The objects are always photographed in or around the place that I stay while in each place. Since these found "things" are essentially my only possessions (other than the clothes and few items I have with me), it seems only fitting that they be in the place closest to my "home".

I select the objects with no particular pre-requisite in mind. Just anything I notice, or that catches my eye. Some collections are much larger than others, and some follow more patterns (things found on the beach, construction tools) which provides an interesting commentary on each city I'm in.

The thing I like most about these collections is that they seem to capture the feelings of being in a new place and trying to digest a myriad of new stimuli. The result is a fragmented and jumbled experience grounded only by a memory of the place you were.


Edinburgh, Scotland

fall flowers, old sea glass, red rock, new shell, yellow rock, spiral shell, tree coral, lost reminder, castle wall, yellow leaf, old shell, early Christmas, blind pirate, naked seagull, would-be sea glass




Florence, Italy

broken piece of old wall, found blue button, shiny shard, metal tube,
lost blue note in Italian, metal vertebra, drunken couple, piece of new wall, purple broken sacrifice , tightly packed glass shards, metal hook



Venice, Italy

once glowing red leaves, questionable bottle, tree brains, 'love therapy' gnome



Palermo, Italy

broken mosaic, red flowers, wired glass, half of a postcard, spring, light bulb remnant's, volcanic rock, green gem from trash pile, red leaves, banyon tree seed, tooth/rock, curious metal disk




Syracuse, Italy

ocean floors, strange rock, banyon tree seeds, snail shells found in ruins, old tiles, rock with fossil imprints, bird bone




Starting the Unicorn Hunt

Unicorn
From Biennale, Venice Italy
Image curtousy of by tschnitzlein [soon to be back on Flickr]
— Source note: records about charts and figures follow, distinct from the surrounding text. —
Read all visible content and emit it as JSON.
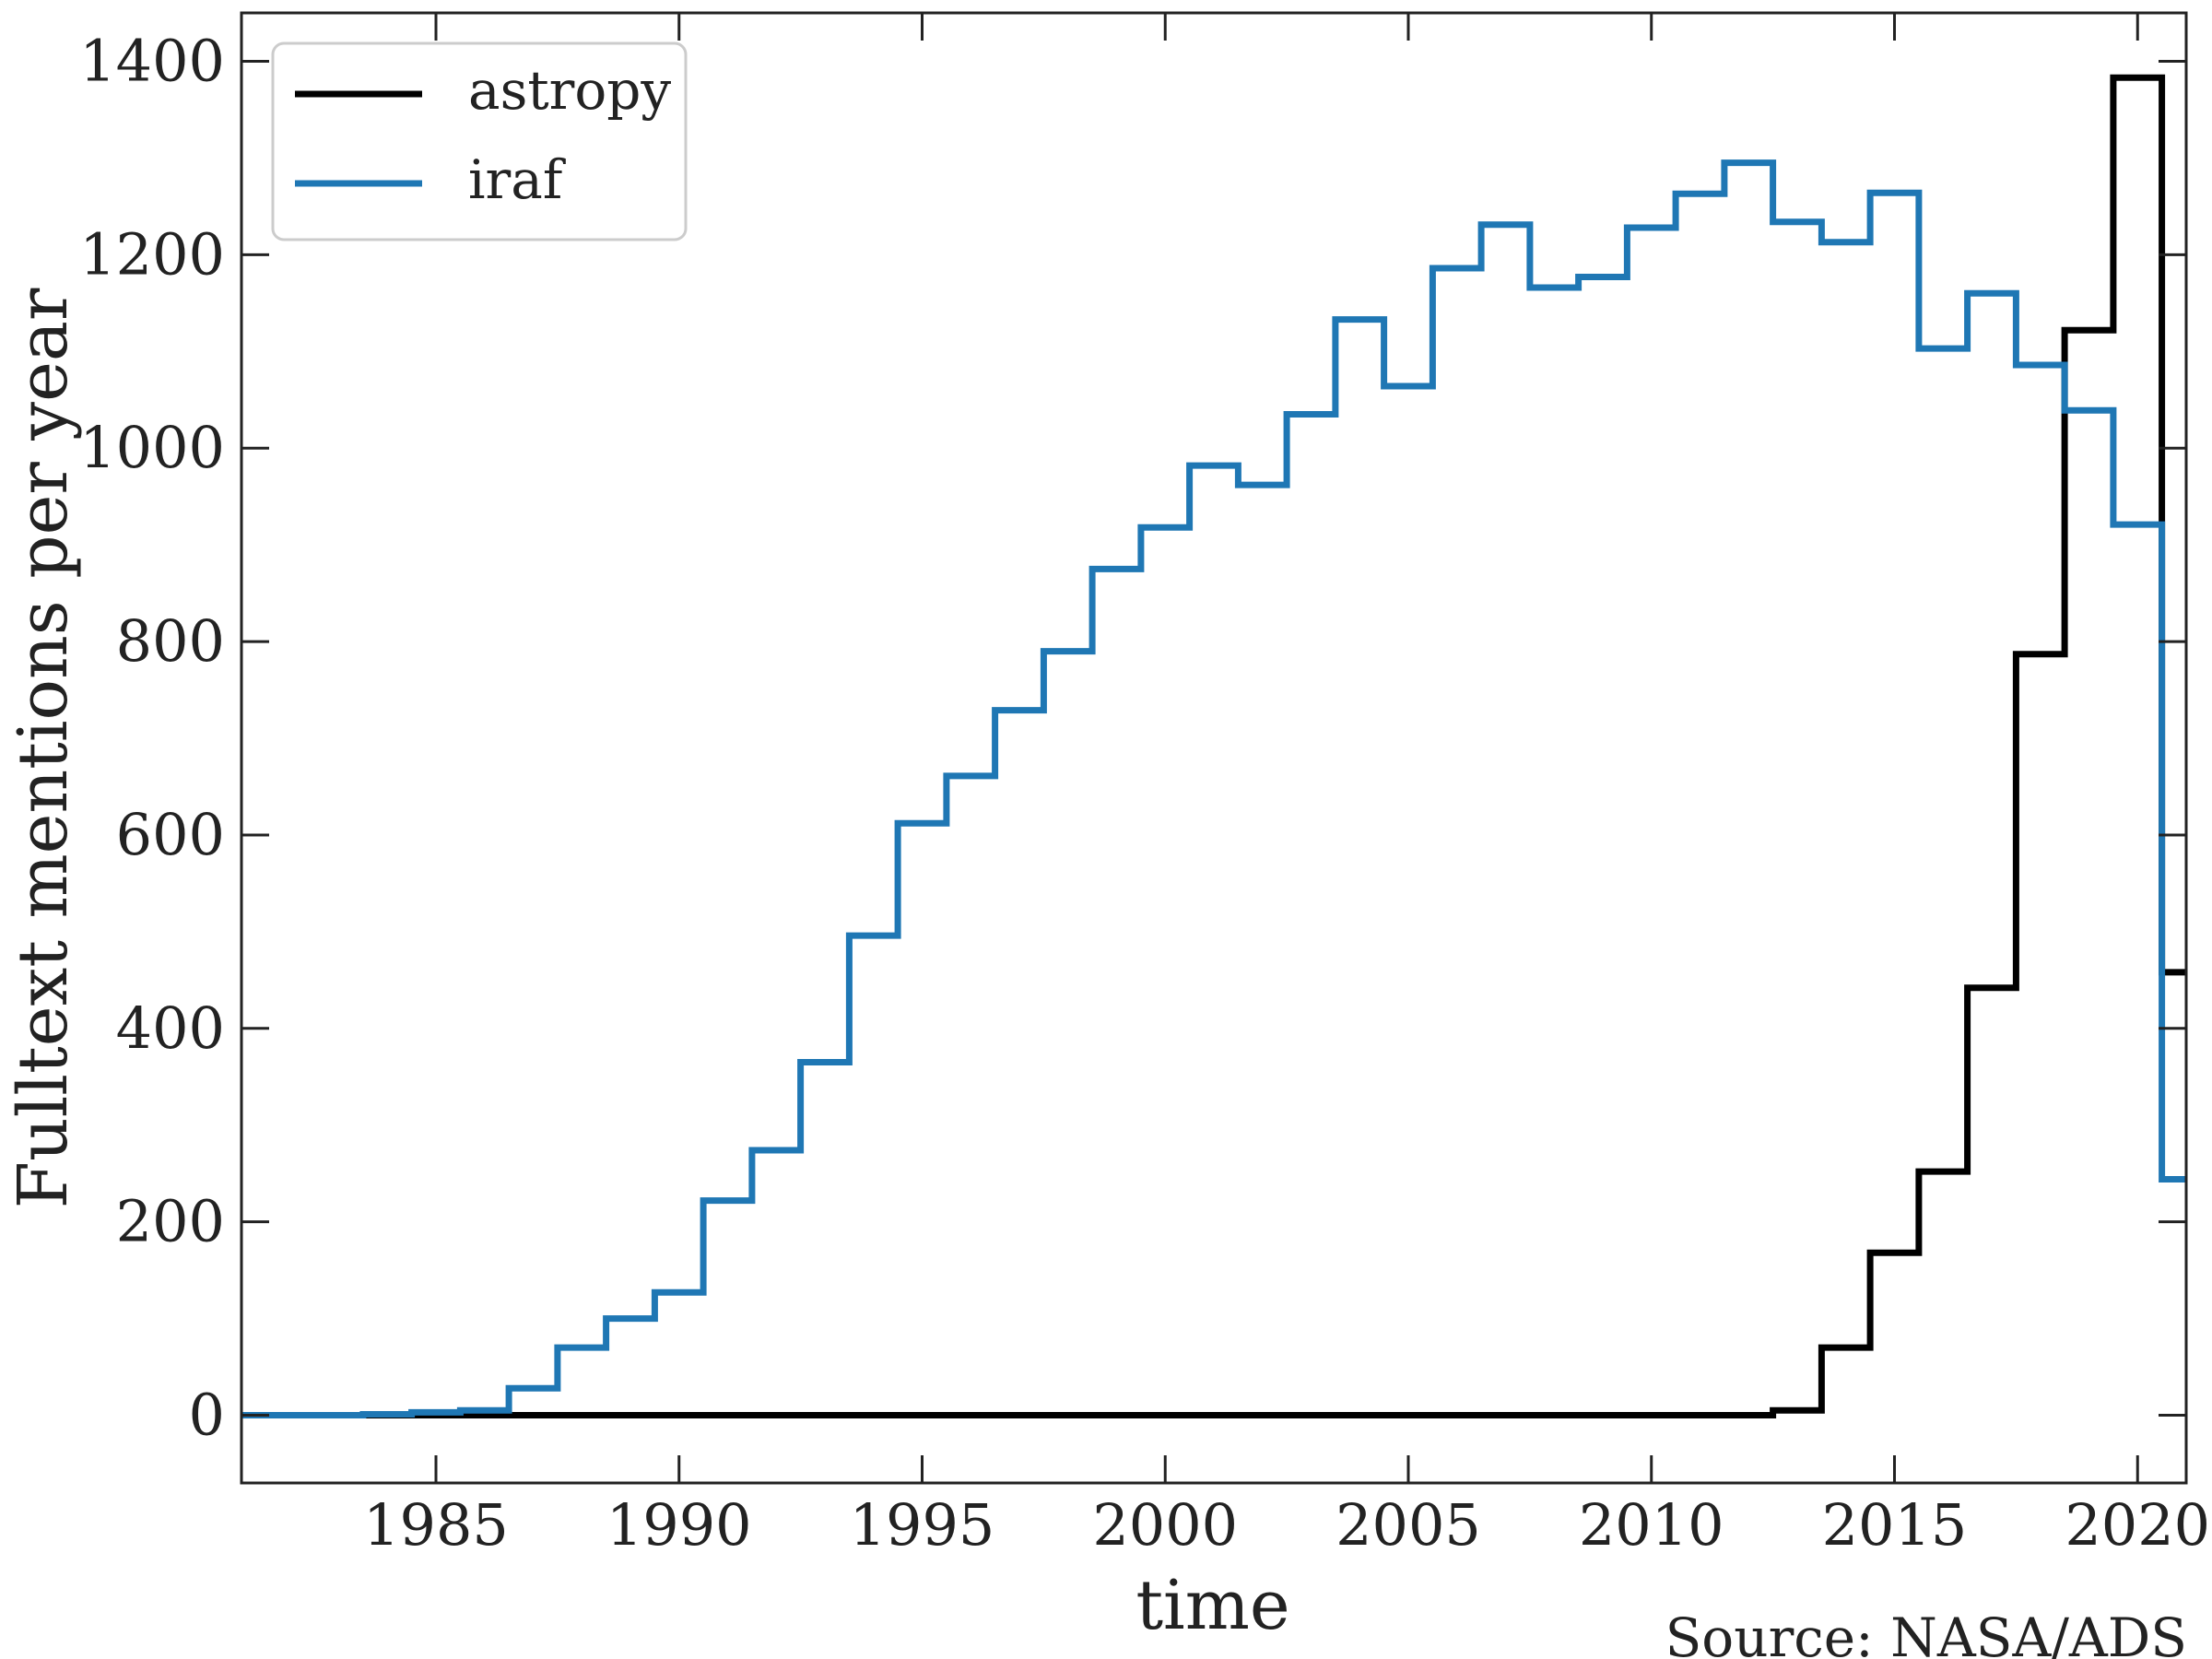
{
  "chart_data": {
    "type": "line",
    "title": "",
    "xlabel": "time",
    "ylabel": "Fulltext mentions per year",
    "source_note": "Source: NASA/ADS",
    "xlim": [
      1981,
      2021
    ],
    "ylim": [
      -70,
      1450
    ],
    "x_ticks": [
      1985,
      1990,
      1995,
      2000,
      2005,
      2010,
      2015,
      2020
    ],
    "y_ticks": [
      0,
      200,
      400,
      600,
      800,
      1000,
      1200,
      1400
    ],
    "x_tick_labels": [
      "1985",
      "1990",
      "1995",
      "2000",
      "2005",
      "2010",
      "2015",
      "2020"
    ],
    "y_tick_labels": [
      "0",
      "200",
      "400",
      "600",
      "800",
      "1000",
      "1200",
      "1400"
    ],
    "grid": false,
    "legend_position": "top-left",
    "step": "mid",
    "x": [
      1981,
      1982,
      1983,
      1984,
      1985,
      1986,
      1987,
      1988,
      1989,
      1990,
      1991,
      1992,
      1993,
      1994,
      1995,
      1996,
      1997,
      1998,
      1999,
      2000,
      2001,
      2002,
      2003,
      2004,
      2005,
      2006,
      2007,
      2008,
      2009,
      2010,
      2011,
      2012,
      2013,
      2014,
      2015,
      2016,
      2017,
      2018,
      2019,
      2020,
      2021
    ],
    "series": [
      {
        "name": "astropy",
        "color": "#000000",
        "values": [
          0,
          0,
          0,
          0,
          0,
          0,
          0,
          0,
          0,
          0,
          0,
          0,
          0,
          0,
          0,
          0,
          0,
          0,
          0,
          0,
          0,
          0,
          0,
          0,
          0,
          0,
          0,
          0,
          0,
          0,
          0,
          0,
          5,
          70,
          168,
          252,
          442,
          787,
          1122,
          1383,
          458
        ]
      },
      {
        "name": "iraf",
        "color": "#1f77b4",
        "values": [
          0,
          0,
          0,
          1,
          3,
          5,
          28,
          70,
          100,
          127,
          222,
          274,
          365,
          496,
          612,
          661,
          729,
          790,
          875,
          918,
          982,
          962,
          1035,
          1133,
          1064,
          1186,
          1231,
          1166,
          1177,
          1228,
          1263,
          1295,
          1234,
          1213,
          1264,
          1103,
          1160,
          1086,
          1039,
          921,
          244
        ]
      }
    ]
  }
}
-This post was originally written at the end of Sept-



As I currently sit in the Amsterdam airport, it is finally starting to sink in. I have made it to Europe, and shortly I will living in Rome for the next few months. After weeks of people asking “Are you excited?!” and my rehearsed reply “Yes, I am really excited”, but the reality was that it hadn’t really hit me. And how can it? Consumed in the logistics applying for the program, moving back to my home in Portland, packing and getting everything ready to go, you never have a chance to really think about the going part.
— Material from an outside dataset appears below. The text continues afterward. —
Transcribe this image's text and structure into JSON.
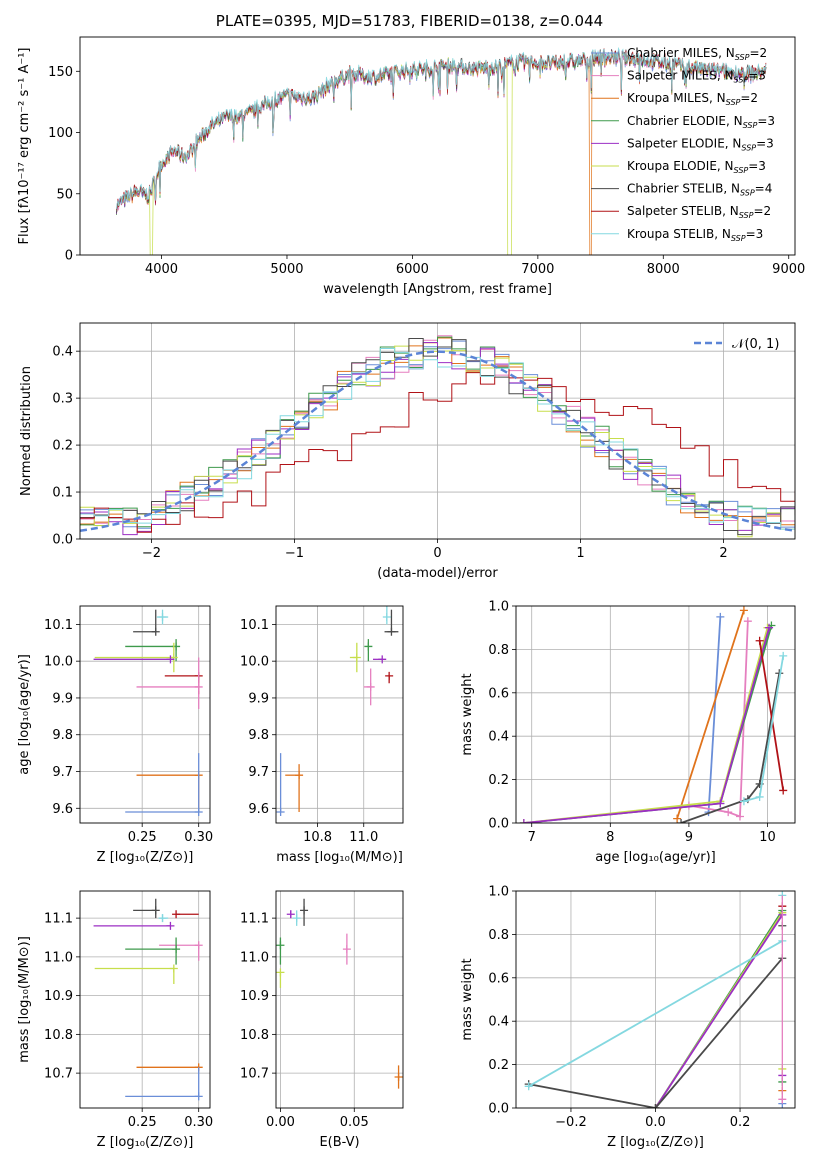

But as I sit here sipping a Koffee, brain and body befuddled of the day and time, I felt it. Realizing where I was, where I was going, that I was doing it completely independently my excitement sunk in. Knowing that I am embarking on, undoubtedly, one of the most significant journeys of my life, I felt a mix of curiosity, anticipation and hopeful expectations.

I felt the most appropriate thing to call my time in Rome “the unicorn hunt” because, where could be a better place to find the majestic creature than a place as magical as Roma?

More importantly, this is the first time that I will be able art and only art. It is the first time I will have a studio, and the ability to really take advantage of studio time. The unicorn is a creature that is majestic, pure and true. It is beautiful as something, which both exists and does not exist, paradoxically real and unreal- or finding a home somewhere in between. It is everything I desire my art to become. Alas, this quest is in a foreign land lined with artistic influence and a place where I am doing nothing but breathing aesthetics. My hope is that his romantic new stetting ill be the context most ideal for the capture of this mythical creature and the discovery of all it represents.